もうひとつわかりにくい例をあえてぶっ込むなら、50万円のロードバイクと100万円のロードバイクに差額の50万円分の違いを実感できるかは、本人の筋力や経験値、そして嗜好性次第だと思います。

さいごに

さて、僕は先にPx8を買って、少し後にPx7 S2eを購入しましたが、結論、Px8、Px7 S2e両方買ってよかったなと思っています。それは、両ヘッドフォンを通じて、あらためてB&Wのヘッドフォンのクオリティの高さを実感できたこと。そして、長年のヘッドフォン難民生活に終止符を打つことができたこと。

メインはPx8、カジュアルに持ち歩くのはPx7 S2e。しばらくはこれで行こうと思います。もう長いことメインのヘッドフォンが定まらず、路頭に迷っていましたが、その悩みがひとつ解消されて、目の前の霧が晴れたような感覚があります。

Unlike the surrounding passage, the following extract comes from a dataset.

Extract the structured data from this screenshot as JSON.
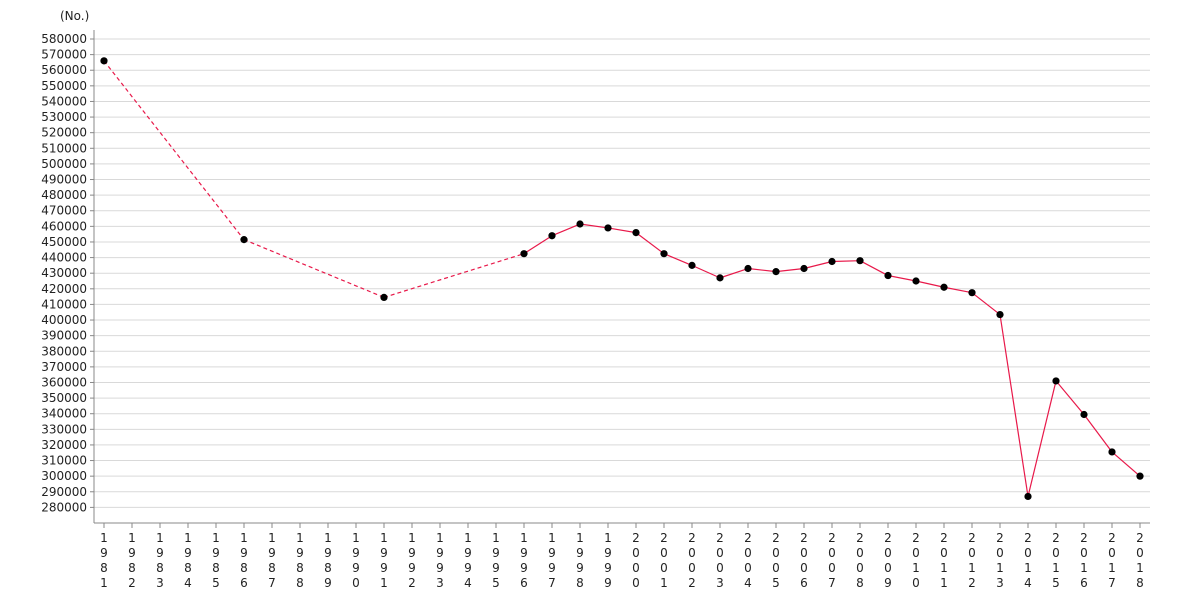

100,000円クラスのハイエンドヘッドフォンに手を出すのは勇気が要りますが、やはりミドルレンジとは一線を画す体験の豊かさがありますね。音楽をただ聴くだけでなく、その奥深さに触れ、感受性を高めることができる。それが、ハイエンドヘッドフォンの価値を感じる瞬間であります。

Px7S2eは、カジュアルなPx8。いつでもどこでも気軽にPx8テイストを持ち運べる。もちろん、有線で繋げば一気にハイエンド顔負けのサウンドに早変わり。

どちらを選ぶもよし、どっちも選ぶもよし!自由こそが音楽!というわけで、よきB&W生活を!